23. January 2015

The Musketeers is back on BBC1 and I hope you’re enjoying it. I think we’ve done a pretty good job of recreating 17th-century France as a backdrop to all the action. But I wonder if you’ve stayed to the end of the credits and noticed where it’s filmed. Because it’s not France, or even the UK. We actually make the show in the Czech Republic and I’d like to explain why. Firstly, it’s a way of making quality BBC drama for £1.4 million per one-hour episode. It’s less expensive than Britain and tax incentives mean we can claim back 20 per cent of our outlay, which then goes back into the production.
But money is far from being the only reason. I’ve been working on this show for two years and I’m in the Czech Republic a lot. Each series I check with my wife and family that they’re OK for me to spend six months in Prague and they nod, knowing I’m going to love every minute of it. Plus they get to visit this beautiful city throughout the shoot.

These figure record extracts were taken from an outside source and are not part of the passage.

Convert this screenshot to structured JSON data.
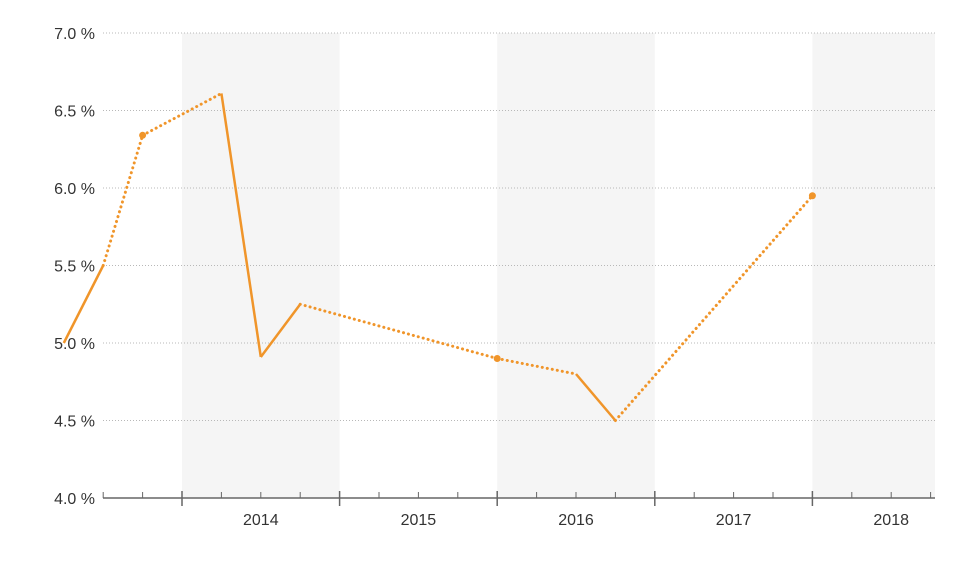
{
  "chart_data": {
    "type": "line",
    "title": "",
    "xlabel": "",
    "ylabel": "",
    "ylim": [
      4.0,
      7.0
    ],
    "y_ticks": [
      "4.0 %",
      "4.5 %",
      "5.0 %",
      "5.5 %",
      "6.0 %",
      "6.5 %",
      "7.0 %"
    ],
    "x_ticks": [
      "2014",
      "2015",
      "2016",
      "2017",
      "2018"
    ],
    "grid": true,
    "legend": "none",
    "color": "#f0952a",
    "points": [
      {
        "x": 2013.25,
        "y": 5.0,
        "seg_to_next": "solid",
        "marker": false
      },
      {
        "x": 2013.5,
        "y": 5.5,
        "seg_to_next": "dotted",
        "marker": false
      },
      {
        "x": 2013.75,
        "y": 6.34,
        "seg_to_next": "dotted",
        "marker": true
      },
      {
        "x": 2014.25,
        "y": 6.61,
        "seg_to_next": "solid",
        "marker": false
      },
      {
        "x": 2014.5,
        "y": 4.91,
        "seg_to_next": "solid",
        "marker": false
      },
      {
        "x": 2014.75,
        "y": 5.25,
        "seg_to_next": "dotted",
        "marker": false
      },
      {
        "x": 2016.0,
        "y": 4.9,
        "seg_to_next": "dotted",
        "marker": true
      },
      {
        "x": 2016.5,
        "y": 4.8,
        "seg_to_next": "solid",
        "marker": false
      },
      {
        "x": 2016.75,
        "y": 4.5,
        "seg_to_next": "dotted",
        "marker": false
      },
      {
        "x": 2018.0,
        "y": 5.95,
        "seg_to_next": null,
        "marker": true
      }
    ]
  }
}
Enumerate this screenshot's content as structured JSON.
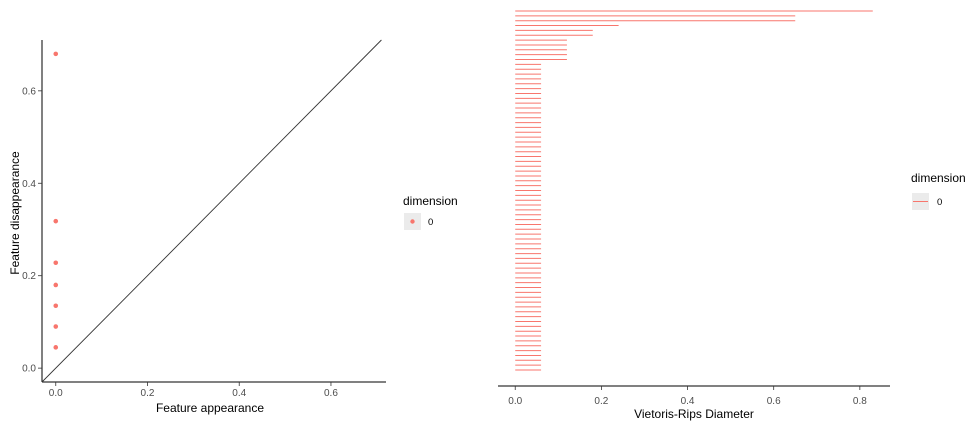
{
  "colors": {
    "points": "#f8766d",
    "axis": "#000000",
    "diagonal": "#333333",
    "legend_key_bg": "#ebebeb",
    "tick_text": "#4d4d4d"
  },
  "chart_data": [
    {
      "type": "scatter",
      "title": "",
      "xlabel": "Feature appearance",
      "ylabel": "Feature disappearance",
      "xlim": [
        -0.03,
        0.72
      ],
      "ylim": [
        -0.03,
        0.71
      ],
      "x_ticks": [
        "0.0",
        "0.2",
        "0.4",
        "0.6"
      ],
      "y_ticks": [
        "0.0",
        "0.2",
        "0.4",
        "0.6"
      ],
      "reference_line": "y = x",
      "grid": false,
      "legend": {
        "title": "dimension",
        "entries": [
          "0"
        ],
        "placement": "right"
      },
      "series": [
        {
          "name": "0",
          "x": [
            0,
            0,
            0,
            0,
            0,
            0,
            0
          ],
          "y": [
            0.045,
            0.09,
            0.135,
            0.18,
            0.228,
            0.318,
            0.68
          ]
        }
      ]
    },
    {
      "type": "barcode",
      "title": "",
      "xlabel": "Vietoris-Rips Diameter",
      "ylabel": "",
      "xlim": [
        -0.04,
        0.87
      ],
      "x_ticks": [
        "0.0",
        "0.2",
        "0.4",
        "0.6",
        "0.8"
      ],
      "grid": false,
      "legend": {
        "title": "dimension",
        "entries": [
          "0"
        ],
        "placement": "right"
      },
      "series": [
        {
          "name": "0",
          "bar_ends": [
            0.83,
            0.65,
            0.65,
            0.24,
            0.18,
            0.18,
            0.12,
            0.12,
            0.12,
            0.12,
            0.12,
            0.06,
            0.06,
            0.06,
            0.06,
            0.06,
            0.06,
            0.06,
            0.06,
            0.06,
            0.06,
            0.06,
            0.06,
            0.06,
            0.06,
            0.06,
            0.06,
            0.06,
            0.06,
            0.06,
            0.06,
            0.06,
            0.06,
            0.06,
            0.06,
            0.06,
            0.06,
            0.06,
            0.06,
            0.06,
            0.06,
            0.06,
            0.06,
            0.06,
            0.06,
            0.06,
            0.06,
            0.06,
            0.06,
            0.06,
            0.06,
            0.06,
            0.06,
            0.06,
            0.06,
            0.06,
            0.06,
            0.06,
            0.06,
            0.06,
            0.06,
            0.06,
            0.06,
            0.06,
            0.06,
            0.06,
            0.06,
            0.06,
            0.06,
            0.06,
            0.06,
            0.06,
            0.06,
            0.06,
            0.06
          ],
          "bar_start": 0
        }
      ]
    }
  ]
}
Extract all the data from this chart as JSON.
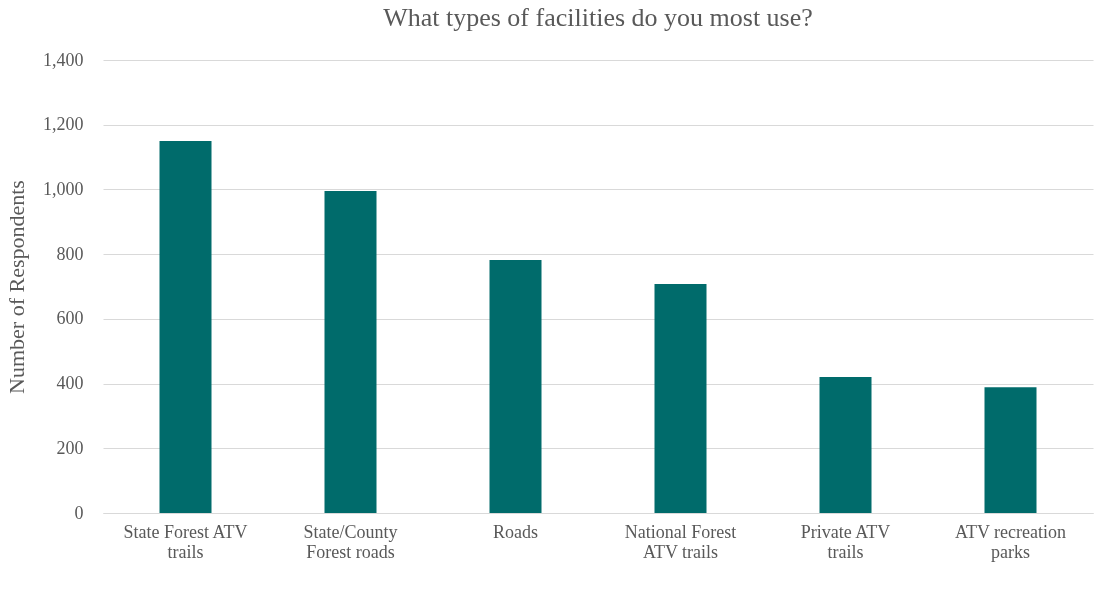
{
  "chart_data": {
    "type": "bar",
    "title": "What types of facilities do you most use?",
    "ylabel": "Number of Respondents",
    "categories": [
      "State Forest ATV trails",
      "State/County Forest roads",
      "Roads",
      "National Forest ATV trails",
      "Private ATV trails",
      "ATV recreation parks"
    ],
    "values": [
      1150,
      995,
      782,
      708,
      420,
      389
    ],
    "color": "#006b6b",
    "ylim": [
      0,
      1400
    ],
    "yticks": [
      {
        "value": 0,
        "label": "0"
      },
      {
        "value": 200,
        "label": "200"
      },
      {
        "value": 400,
        "label": "400"
      },
      {
        "value": 600,
        "label": "600"
      },
      {
        "value": 800,
        "label": "800"
      },
      {
        "value": 1000,
        "label": "1,000"
      },
      {
        "value": 1200,
        "label": "1,200"
      },
      {
        "value": 1400,
        "label": "1,400"
      }
    ],
    "grid": "y"
  }
}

For anyone in TV, the Czech Republic is a joy – it understands film-making and caters for the needs of a production employing 120 people. The expertise comes from hosting countless international feature films, including Casino Royale and Mission: Impossible, and BBC dramas such as The Scarlet Pimpernel and BAFTA award-winning Charles II: The Power And The Passion. I work with a local film company called Czech Anglo Productions which helps with everything from sourcing our crew to location scouting to liaising with the Czech Ministry of Culture. Should we need a 17th-century boat by next week, they have an artisan boat builder who will make one to order. The local specialists are all here and they all speak fluent English. Then there are the locations which give our production a grand, feature film scale. We don’t use studios – the backdrops and cinematic vistas give us so much for free. It’s the equivalent of the locations David Lean had while making Lawrence Of Arabia in Jordan, Morocco and Spain. We’ve even had the joy of filming in Pilsen, this year’s European City of Culture. Plus, the buildings in and around Prague are stunning – and among the cheapest in Europe to hire. So much of the architecture is unspoilt by modern development. It helps the actors feel they are in the 17th century.
So there you have it – the extraordinary locations, film-friendly landlords and skilled workforce; why wouldn’t we choose the Czech Republic? Oh and the beer is only £1 a bottle and excellent too. That keeps a crew happy!